Quando terminei a maratona percebi que estava bem atrás de colocação, mas pensei comigo, sei que é dificil mas vou buscar ficar entre as 10 primeiras mulheres, isso me ajudou a focar e me manter ligada para não perder o rumo. Como corria na pista 2 acabei claro correndo muito mais do que quem estava no centro da pista. Meu Garmin marcou 148 km, UHU, quase 150 Km, por isso fiquei tão feliz, mesmo não tendo esse número oficial, sei até onde fui.

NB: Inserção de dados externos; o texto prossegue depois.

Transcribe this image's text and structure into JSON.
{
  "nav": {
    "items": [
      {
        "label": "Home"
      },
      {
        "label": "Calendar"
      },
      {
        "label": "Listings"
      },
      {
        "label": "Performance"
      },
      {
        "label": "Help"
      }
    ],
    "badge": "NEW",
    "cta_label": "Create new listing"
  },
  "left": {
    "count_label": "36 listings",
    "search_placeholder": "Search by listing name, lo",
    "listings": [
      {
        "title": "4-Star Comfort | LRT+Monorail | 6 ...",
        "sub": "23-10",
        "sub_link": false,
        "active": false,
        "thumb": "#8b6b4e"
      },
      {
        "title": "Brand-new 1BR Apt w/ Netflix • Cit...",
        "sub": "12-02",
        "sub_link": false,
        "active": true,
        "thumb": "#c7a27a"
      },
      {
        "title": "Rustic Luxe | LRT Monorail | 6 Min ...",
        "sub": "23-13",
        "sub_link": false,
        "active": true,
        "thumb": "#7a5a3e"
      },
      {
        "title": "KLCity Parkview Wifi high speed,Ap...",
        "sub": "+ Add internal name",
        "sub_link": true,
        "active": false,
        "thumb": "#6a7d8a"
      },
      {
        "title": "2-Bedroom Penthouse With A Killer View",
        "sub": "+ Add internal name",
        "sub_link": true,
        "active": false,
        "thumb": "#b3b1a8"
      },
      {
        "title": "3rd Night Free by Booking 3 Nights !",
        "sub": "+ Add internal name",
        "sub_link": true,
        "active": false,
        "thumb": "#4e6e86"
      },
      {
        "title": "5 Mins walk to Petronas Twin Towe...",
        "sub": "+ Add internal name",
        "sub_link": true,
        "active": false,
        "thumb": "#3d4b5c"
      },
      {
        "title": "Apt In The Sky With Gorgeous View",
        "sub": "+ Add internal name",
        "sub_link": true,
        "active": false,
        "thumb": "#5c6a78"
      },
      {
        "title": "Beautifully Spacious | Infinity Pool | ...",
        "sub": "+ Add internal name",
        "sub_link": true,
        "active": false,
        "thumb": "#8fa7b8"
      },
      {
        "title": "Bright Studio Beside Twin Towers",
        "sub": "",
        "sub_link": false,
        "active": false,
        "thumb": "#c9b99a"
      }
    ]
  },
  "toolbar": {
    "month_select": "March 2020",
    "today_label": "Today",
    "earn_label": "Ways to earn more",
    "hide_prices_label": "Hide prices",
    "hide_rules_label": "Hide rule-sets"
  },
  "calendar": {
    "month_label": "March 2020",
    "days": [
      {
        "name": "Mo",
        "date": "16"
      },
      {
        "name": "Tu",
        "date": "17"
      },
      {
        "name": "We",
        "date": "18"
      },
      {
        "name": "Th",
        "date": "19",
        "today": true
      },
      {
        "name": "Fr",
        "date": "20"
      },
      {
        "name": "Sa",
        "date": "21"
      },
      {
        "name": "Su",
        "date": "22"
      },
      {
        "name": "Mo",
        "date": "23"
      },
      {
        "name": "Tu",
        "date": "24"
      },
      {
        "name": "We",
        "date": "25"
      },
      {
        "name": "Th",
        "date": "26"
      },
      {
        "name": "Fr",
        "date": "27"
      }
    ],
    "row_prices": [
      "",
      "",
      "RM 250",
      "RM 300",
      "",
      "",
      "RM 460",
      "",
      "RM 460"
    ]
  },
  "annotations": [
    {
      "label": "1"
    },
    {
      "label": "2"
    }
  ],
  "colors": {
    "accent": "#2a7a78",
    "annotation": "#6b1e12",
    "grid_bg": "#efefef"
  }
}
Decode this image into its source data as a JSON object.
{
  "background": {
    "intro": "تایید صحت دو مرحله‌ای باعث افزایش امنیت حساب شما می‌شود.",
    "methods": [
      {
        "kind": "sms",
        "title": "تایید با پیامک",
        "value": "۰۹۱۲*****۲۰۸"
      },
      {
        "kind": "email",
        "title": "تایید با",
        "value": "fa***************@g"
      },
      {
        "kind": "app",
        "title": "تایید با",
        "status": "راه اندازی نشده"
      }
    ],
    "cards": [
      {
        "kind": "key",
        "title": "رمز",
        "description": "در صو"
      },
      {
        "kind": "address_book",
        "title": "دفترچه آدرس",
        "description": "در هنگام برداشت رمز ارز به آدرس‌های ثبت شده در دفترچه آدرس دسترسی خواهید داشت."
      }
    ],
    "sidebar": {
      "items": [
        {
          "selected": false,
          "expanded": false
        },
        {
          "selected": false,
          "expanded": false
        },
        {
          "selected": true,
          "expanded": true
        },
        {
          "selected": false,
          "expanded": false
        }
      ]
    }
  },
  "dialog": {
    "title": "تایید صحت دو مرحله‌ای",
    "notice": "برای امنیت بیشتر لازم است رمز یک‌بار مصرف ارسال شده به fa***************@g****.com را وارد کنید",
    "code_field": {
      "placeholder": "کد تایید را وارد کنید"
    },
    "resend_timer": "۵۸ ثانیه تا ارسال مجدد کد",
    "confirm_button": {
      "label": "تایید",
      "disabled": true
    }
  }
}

Nem tudo são flores é claro, quando bati 118 Km faltava 12 ainda para o plano A ser de sucesso e 2h20 para acabar, mas minha panturrilha pela primeira vez na vida travou. Sem saber o que fazer, parei no risco para alongar porque não dava para me arrastar mais. Ganhei um alongamento e uma massagem do Grande Fisiot. Paulo Gusmão que durou quase 30 minutos e voltei, dei uma volta caminhando, refiz as contas e vi que ainda sim não daria tempo. E quer saber?? parti para tudo ou nada! A dor é passageira, e dolorida por dolorida eu já estava, eu fui que fui dando voltas e voltas correndo as vezes chegando a um pace de 5:20, nem eu acreditava... Já estavam todos mortos e finalmente a pista do centro era quase TODA MINHA, me vinguei das voltas a mais que dei na pista 2, e se catasse alguém no meu caminho eu passava por cima (hehehe brincadeirinha), era o meu desafio mais que pessoal que estava em jogo e meu tempo só esgotava. Dei 25 voltas no pique, parei, caminhei e voltei correr mais leve. terminei correndo porque queria caminhar o minimo possível, só quando a dor batesse, e ela bateu durante quase a prova inteira rs.

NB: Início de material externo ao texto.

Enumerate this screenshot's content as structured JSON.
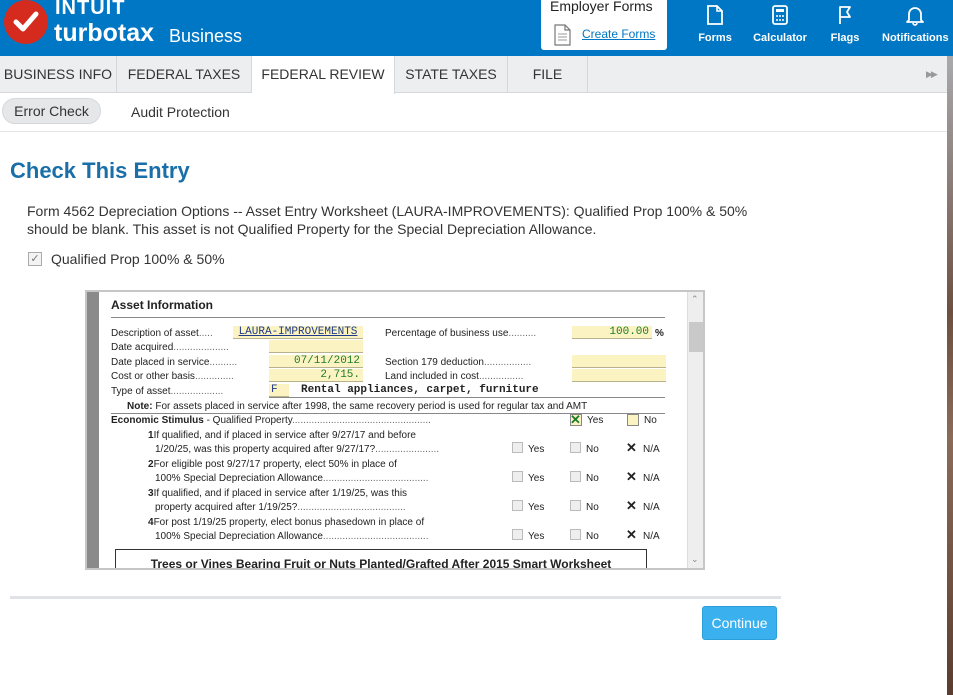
{
  "header": {
    "brand_top": "INTUIT",
    "brand_main": "turbotax",
    "brand_sub": "Business",
    "employer_title": "Employer Forms",
    "employer_link": "Create Forms",
    "buttons": [
      {
        "label": "Forms",
        "icon": "document-icon"
      },
      {
        "label": "Calculator",
        "icon": "calculator-icon"
      },
      {
        "label": "Flags",
        "icon": "flag-icon"
      },
      {
        "label": "Notifications",
        "icon": "bell-icon"
      }
    ]
  },
  "tabs": [
    "BUSINESS INFO",
    "FEDERAL TAXES",
    "FEDERAL REVIEW",
    "STATE TAXES",
    "FILE"
  ],
  "active_tab": "FEDERAL REVIEW",
  "subtabs": {
    "error_check": "Error Check",
    "audit_protection": "Audit Protection"
  },
  "page": {
    "title": "Check This Entry",
    "message": "Form 4562 Depreciation Options -- Asset Entry Worksheet (LAURA-IMPROVEMENTS): Qualified Prop 100% & 50% should be blank. This asset is not Qualified Property for the Special Depreciation Allowance.",
    "checkbox_label": "Qualified Prop 100% & 50%",
    "checkbox_checked": true
  },
  "worksheet": {
    "section_title": "Asset Information",
    "desc_label": "Description of asset",
    "desc_value": "LAURA-IMPROVEMENTS",
    "pct_label": "Percentage of business use",
    "pct_value": "100.00",
    "pct_unit": "%",
    "date_acq_label": "Date acquired",
    "date_placed_label": "Date placed in service",
    "date_placed_value": "07/11/2012",
    "sec179_label": "Section 179 deduction",
    "cost_label": "Cost or other basis",
    "cost_value": "2,715.",
    "land_label": "Land included in cost",
    "type_label": "Type of asset",
    "type_code": "F",
    "type_desc": "Rental appliances, carpet, furniture",
    "note_bold": "Note:",
    "note_text": "For assets placed in service after 1998, the same recovery period is used for regular tax and AMT",
    "econ_bold": "Economic Stimulus",
    "econ_text": "- Qualified Property",
    "econ_yes": "Yes",
    "econ_no": "No",
    "questions": [
      {
        "num": "1",
        "line1": "If qualified, and if placed in service after 9/27/17 and before",
        "line2": "1/20/25, was this property acquired after 9/27/17?"
      },
      {
        "num": "2",
        "line1": "For eligible post 9/27/17 property, elect 50% in place of",
        "line2": "100% Special Depreciation Allowance"
      },
      {
        "num": "3",
        "line1": "If qualified, and if placed in service after 1/19/25, was this",
        "line2": "property acquired after 1/19/25?"
      },
      {
        "num": "4",
        "line1": "For post 1/19/25 property, elect bonus phasedown in place of",
        "line2": "100% Special Depreciation Allowance"
      }
    ],
    "opt_yes": "Yes",
    "opt_no": "No",
    "opt_na": "N/A",
    "trees_title": "Trees or Vines Bearing Fruit or Nuts Planted/Grafted After 2015 Smart Worksheet"
  },
  "continue_label": "Continue",
  "colors": {
    "header_blue": "#0077c5",
    "title_blue": "#1a6fa8",
    "continue_blue": "#3ab0ee",
    "field_yellow": "#fbf4c2"
  }
}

Resumão é que fiz mais 16 Km no final para minha alegria e terminei a prova chorando em bicas de emoção (dever cumprido) e com dores SURREAIS, na certeza que tinha dado o meu melhor. Estou aqui acabada de gripe mas very happy carregando meu trófeu de Primeiro Lugar na categoria para lá e para cá. E o décimo segundo na Feminina e 62 na Geral me renderam muitas alegrias, só tinha fera ali.

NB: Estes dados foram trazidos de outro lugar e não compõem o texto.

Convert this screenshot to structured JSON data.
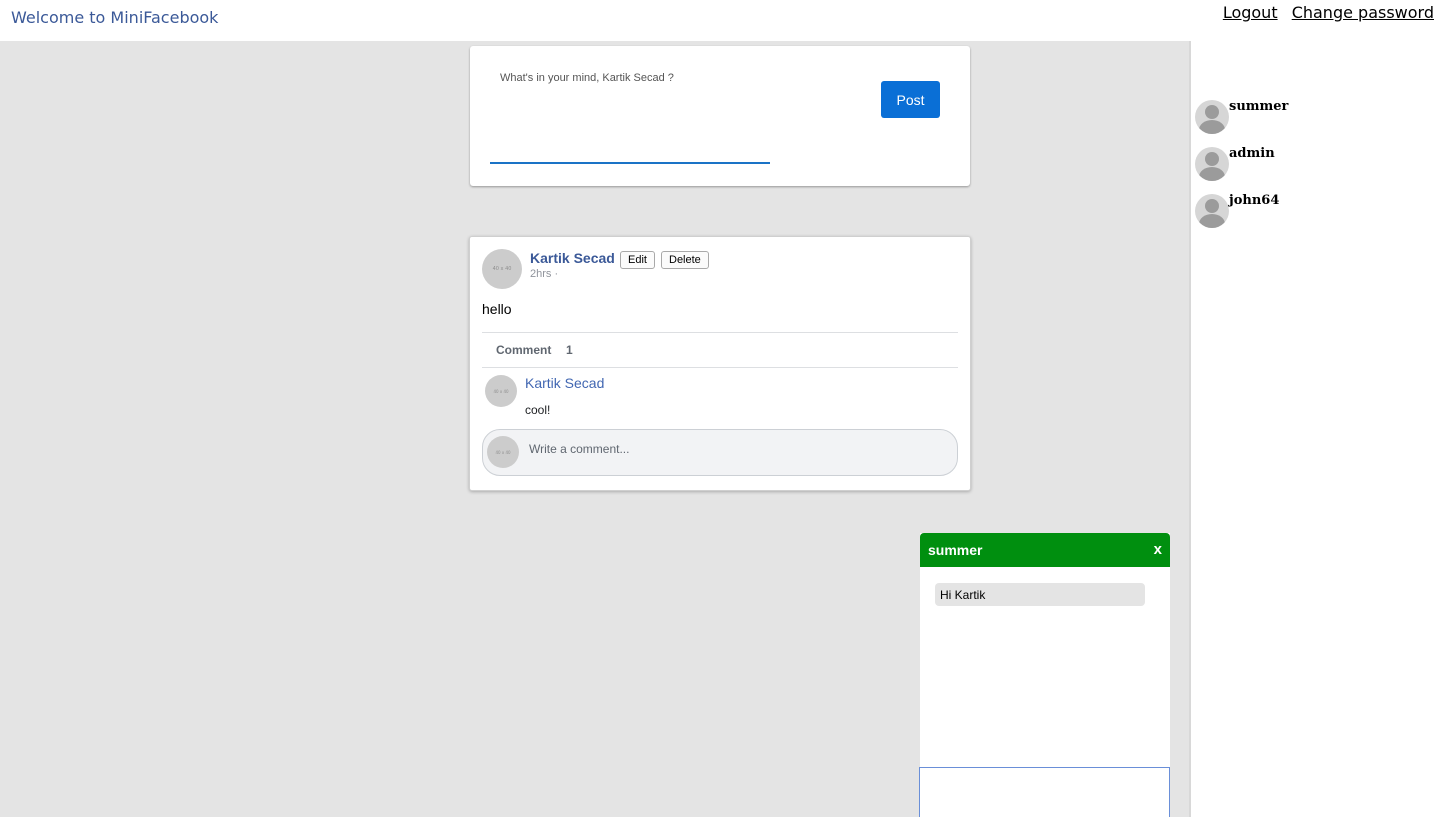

Só tenho a agradecer aos malucos e aos pé-no-chão que me ajudaram e me incentivaram a realizar tudo tão rápido e inesquecível, por mim ainda estaria lá rodando rs. Familia, Amigos e Treinadores, vocês são SENSACIONAIS!!!
Blogueiros queridos, eu ouvi a mensagem de vocês e isso foi Sensacional!!! S2

Essa prova ainda rende muitos e muitos posts :)

Fotinho da Largada, uma verdinha perdida no meio do Feras!


Última parada antes do grande feito das duas horas finais. Quer saber se dói não né?


Acabou?? Então me deixa chorar!!! rsrs


A idéia foi dele rs, Grande Fera com 193 Km, Melhores do Brasil!!!


Os Fuzileiros meus amigos, me ajudaram até no final... Alguém me ajuda a carregar??